Alles zurück auf Anfang oder hinterlässt Corona im Kaufverhalten der Kunden deutliche Spuren? Janine Seitz, Handelsexpertin beim renommierten Zukunftsinstitut in Frankfurt, rechnet nach dem Wegfallen aller pandemiebasierten Beschränkungen nicht mit einer „Jetzt-erst-recht-Mentalität“. Ihre These: „Die Krise hat das, was richtig leben heißt, verändert.“ Die vier wichtigsten Trends im Überblick:

  1. Achtsamer Konsum Ein genussvolles und erfülltes Leben wird nicht länger vorwiegend davon abhängig sein, wie viele Konsumartikel man besitzt oder nutzt. Das Konsumieren um des Konsumierens willen tritt genauso in den Hintergrund wie der Frust- oder Belohnungskauf. Was zählt, ist ein bewussterer und sozialer Genuss – nicht auf Kosten anderer, sondern gemeinsam mit anderen.
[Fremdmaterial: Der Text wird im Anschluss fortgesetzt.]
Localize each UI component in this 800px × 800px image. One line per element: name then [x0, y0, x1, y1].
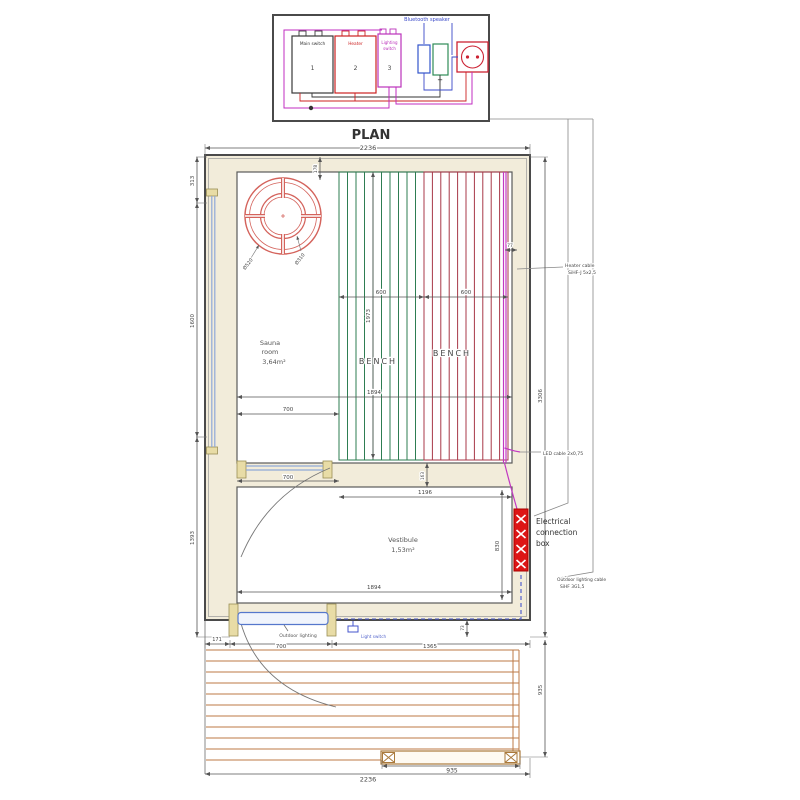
note-connection-box-2: connection	[536, 528, 578, 537]
dim-label-right-total: 3306	[538, 389, 544, 403]
sauna-room-interior	[237, 172, 512, 463]
dim-label-bench-right: 600	[461, 290, 472, 296]
deck-planks	[206, 650, 519, 763]
dim-label-vest-depth: 830	[495, 540, 501, 551]
note-heater-cable-2: SiHF-J 5x2,5	[568, 270, 596, 276]
dim-label-left-top: 313	[190, 175, 196, 186]
electrical-connection-box	[514, 509, 528, 571]
heater-unit-label: Heater	[348, 41, 363, 47]
dim-label-bottom-width: 2236	[360, 776, 377, 784]
note-outdoor-cable-1: Outdoor lighting cable	[557, 577, 606, 583]
plan-title: PLAN	[352, 128, 391, 143]
window-post-bottom	[207, 447, 218, 454]
note-heater-cable-1: Heater cable	[565, 263, 595, 269]
dim-label-left-sauna: 1600	[190, 314, 196, 328]
note-outdoor-lighting: Outdoor lighting	[279, 633, 317, 639]
dim-label-deck-door: 700	[276, 644, 287, 650]
outdoor-light-strip	[238, 613, 328, 625]
vestibule-label: Vestibule	[388, 536, 418, 544]
light-switch-icon	[348, 621, 358, 632]
technical-drawing: Ø520 Ø310 Bluetooth speaker	[0, 0, 800, 800]
outdoor-lighting-leader	[284, 625, 288, 631]
dim-label-vest-clear: 1196	[418, 490, 432, 496]
glass-post-left	[237, 461, 246, 478]
note-led-cable: LED cable 2x0,75	[543, 451, 583, 457]
dim-label-top-width: 2236	[360, 144, 377, 152]
door-jamb-left	[229, 604, 238, 636]
sauna-room-label-2: room	[262, 348, 279, 356]
dim-label-bench-left: 600	[376, 290, 387, 296]
dim-label-right-deck: 935	[538, 684, 544, 695]
main-switch-number: 1	[311, 65, 315, 72]
sauna-plan-drawing: Ø520 Ø310 Bluetooth speaker	[0, 0, 800, 800]
sauna-room-label-1: Sauna	[260, 339, 280, 347]
dim-label-bench-length: 1973	[366, 309, 372, 323]
bluetooth-speaker-label: Bluetooth speaker	[404, 17, 451, 23]
dim-label-glass-width: 700	[283, 475, 294, 481]
lighting-unit-number: 3	[388, 65, 392, 72]
lighting-unit-label-2: switch	[383, 46, 396, 51]
dim-label-deck-right: 1365	[423, 644, 437, 650]
building-walls	[205, 155, 530, 620]
lighting-unit-label-1: Lighting	[381, 40, 398, 45]
sauna-room-area: 3,64m²	[262, 358, 286, 366]
dim-label-sauna-clear: 700	[283, 407, 294, 413]
note-outdoor-cable-2: SiHF 3G1,5	[560, 584, 585, 590]
bench-left-label: BENCH	[359, 357, 397, 366]
deck-step-bench	[381, 751, 520, 764]
dim-label-step: 73	[460, 625, 465, 631]
window-post-top	[207, 189, 218, 196]
vestibule-area: 1,53m²	[391, 546, 415, 554]
main-switch-label: Main switch	[300, 41, 326, 47]
dim-label-deck-bench: 935	[446, 768, 458, 775]
note-connection-box-1: Electrical	[536, 517, 570, 526]
note-connection-box-3: box	[536, 539, 550, 548]
dim-label-left-vestibule: 1393	[190, 531, 196, 545]
junction-dot	[309, 106, 313, 110]
note-light-switch: Light switch	[361, 634, 386, 639]
heater-unit-number: 2	[354, 65, 358, 72]
dim-label-vest-width: 1894	[367, 585, 381, 591]
dim-label-deck-left: 171	[212, 637, 222, 643]
dim-label-wall-gap: 163	[420, 472, 425, 480]
dim-label-right-wall: 77	[507, 243, 513, 249]
deck	[205, 620, 520, 774]
dim-label-sauna-width: 1894	[367, 390, 381, 396]
wiring-diagram: Bluetooth speaker Main switch 1 Heater 2…	[273, 15, 489, 121]
dim-label-top-wall: 178	[313, 165, 319, 174]
bench-right-label: BENCH	[433, 349, 471, 358]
  2. Wir statt ich Die Menschen haben gelernt, dass sie als Einzelkämpfer gegen das Virus keine Chance haben. Lokale Händler und Unternehmen haben sich vielerorts branchenübergreifend zusammengeschlossen, um gemeinsam von den unterschiedlichen Stärken der anderen zu profitieren. „Click & Collect-Angebote“ lösen die vermeintliche Konkurrenz von Online- und Offlineangeboten immer stärker auf, Kooperationen und Teamwork werden zunehmend zum Überlebensfaktor.
  3. Nähe durch Technik Wo der persönliche Kontakt nicht mehr möglich war, haben digitale Tools den Kontakt von Anbieter und Kunde auch über die Distanz hergestellt. Viele dieser Services wollen die Kunden nach der Krise genauso wenig missen wie den netten Plausch mit dem Besitzer beim Laden um die Ecke. Auch wenn dessen Produkte teurer sind als beim Discounter.
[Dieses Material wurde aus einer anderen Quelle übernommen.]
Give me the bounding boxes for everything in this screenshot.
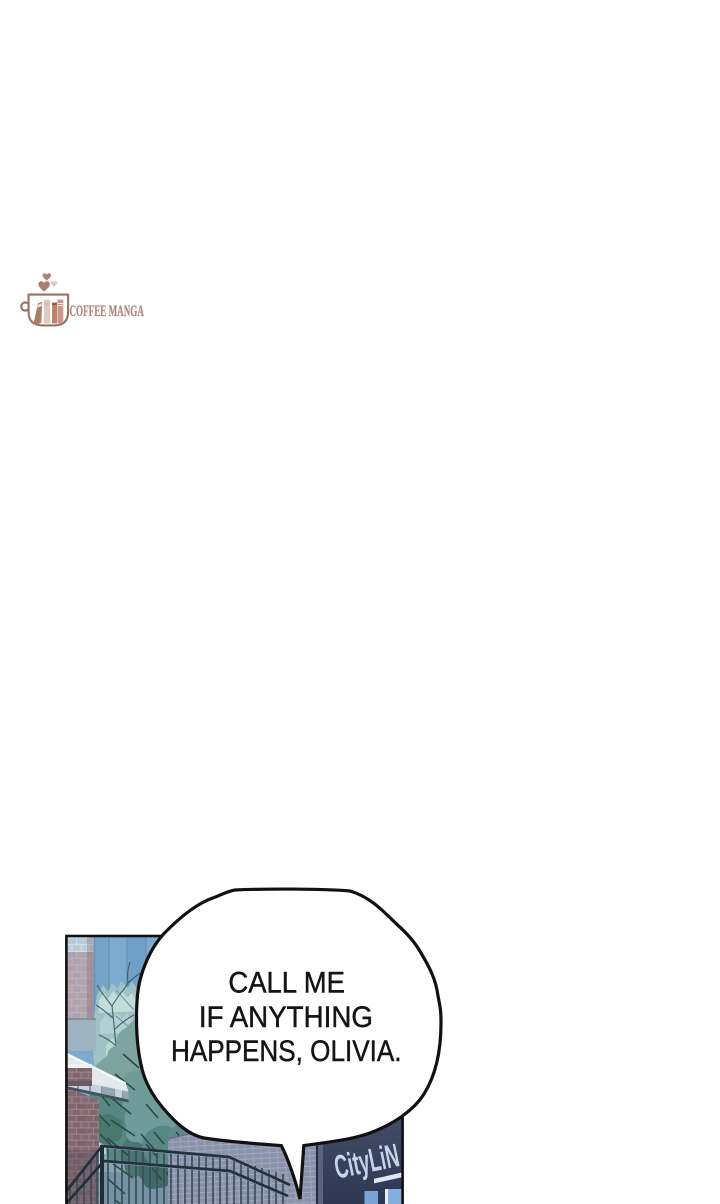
svg-text:COFFEE MANGA: COFFEE MANGA [70,303,145,320]
svg-text:CALL ME: CALL ME [228,967,345,1000]
svg-text:IF ANYTHING: IF ANYTHING [199,1001,373,1034]
svg-text:HAPPENS, OLIVIA.: HAPPENS, OLIVIA. [171,1035,402,1068]
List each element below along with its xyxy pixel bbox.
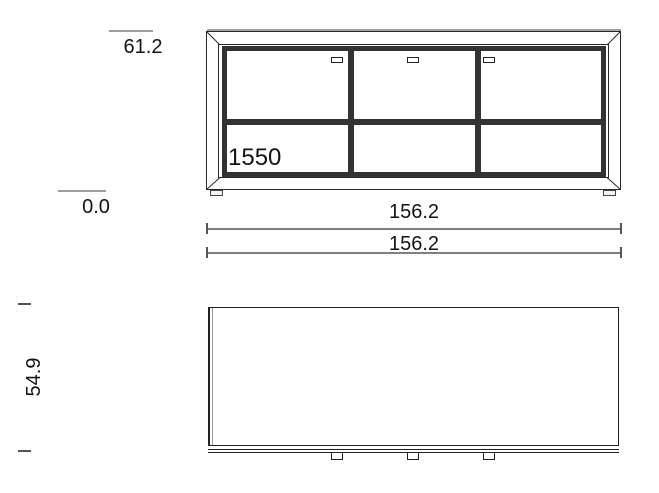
dim-width-inner-tick-right (620, 247, 622, 258)
dim-height-label: 61.2 (115, 36, 171, 58)
dim-width-inner-line (207, 252, 621, 254)
dim-depth-tick-top (18, 303, 31, 305)
front-foot-left (210, 190, 223, 196)
door-divider-vertical-1 (348, 51, 354, 172)
dim-width-outer-tick-right (620, 223, 622, 234)
dim-base-label: 0.0 (68, 196, 124, 218)
plan-view-handle-tab-2 (407, 452, 419, 460)
dim-base-tick-line (58, 190, 106, 192)
door-handle-3 (483, 57, 495, 63)
dim-width-outer-line (207, 228, 621, 230)
dim-height-tick-line (109, 30, 153, 32)
door-divider-vertical-2 (475, 51, 481, 172)
technical-drawing-canvas: 61.2 0.0 1550 156.2 156.2 54.9 (0, 0, 659, 493)
dim-depth-label: 54.9 (23, 337, 43, 417)
plan-view-handle-tab-1 (331, 452, 343, 460)
plan-view-handle-tab-3 (483, 452, 495, 460)
front-foot-right (603, 190, 616, 196)
dim-depth-tick-bottom (18, 450, 31, 452)
dim-width-outer-label: 156.2 (384, 201, 444, 223)
plan-view-outline (208, 307, 619, 446)
door-handle-1 (331, 57, 343, 63)
model-number-label: 1550 (228, 146, 281, 170)
dim-width-inner-tick-left (206, 247, 208, 258)
plan-view-left-inner-line (212, 308, 213, 445)
plan-view-front-edge-line-1 (208, 449, 619, 450)
dim-width-outer-tick-left (206, 223, 208, 234)
door-handle-2 (407, 57, 419, 63)
door-divider-horizontal (227, 119, 601, 125)
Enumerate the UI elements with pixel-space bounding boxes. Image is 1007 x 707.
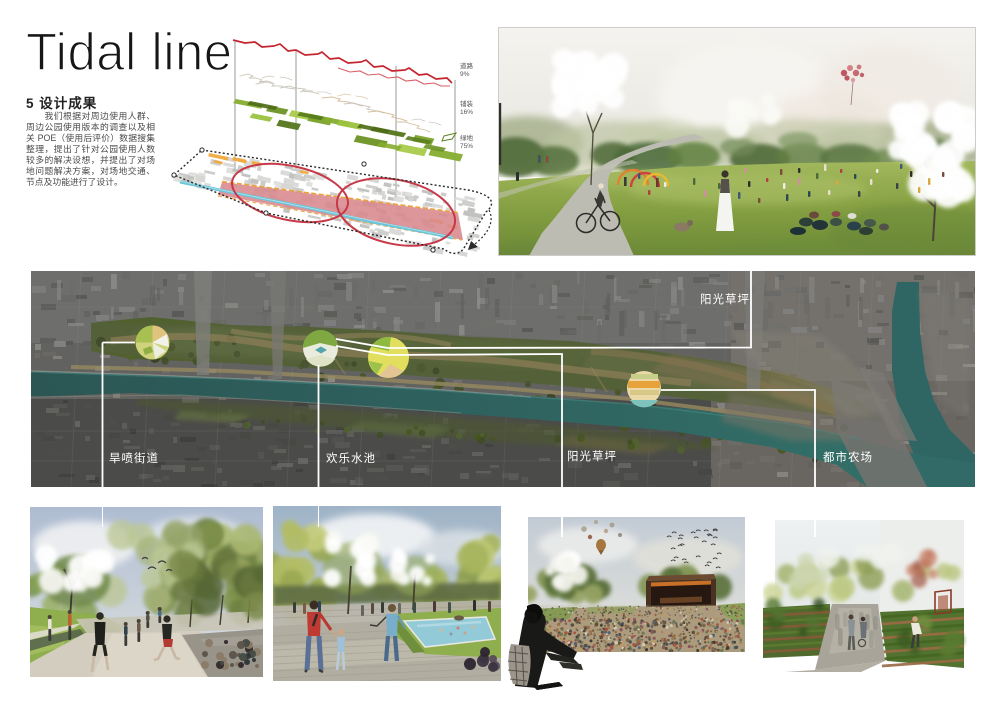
svg-text:75%: 75% xyxy=(460,143,473,150)
svg-text:9%: 9% xyxy=(460,71,470,78)
svg-text:铺装: 铺装 xyxy=(460,99,474,108)
svg-text:16%: 16% xyxy=(460,109,473,116)
svg-text:绿地: 绿地 xyxy=(460,133,474,142)
svg-text:道路: 道路 xyxy=(460,61,474,70)
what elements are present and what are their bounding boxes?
  4. Trust- statt Touchpoints Krisen zeigen den wahren Charakter, auch von Unternehmen. Sinnstiftung, Verantwortung sowie die Auseinandersetzung mit gesellschaftlichen Fragen stehen dabei mehr denn je im Vordergrund. Um Vertrauen zum Kunden aufzubauen, müssen Anbieter offen kommunizieren, für welche Werte sie stehen.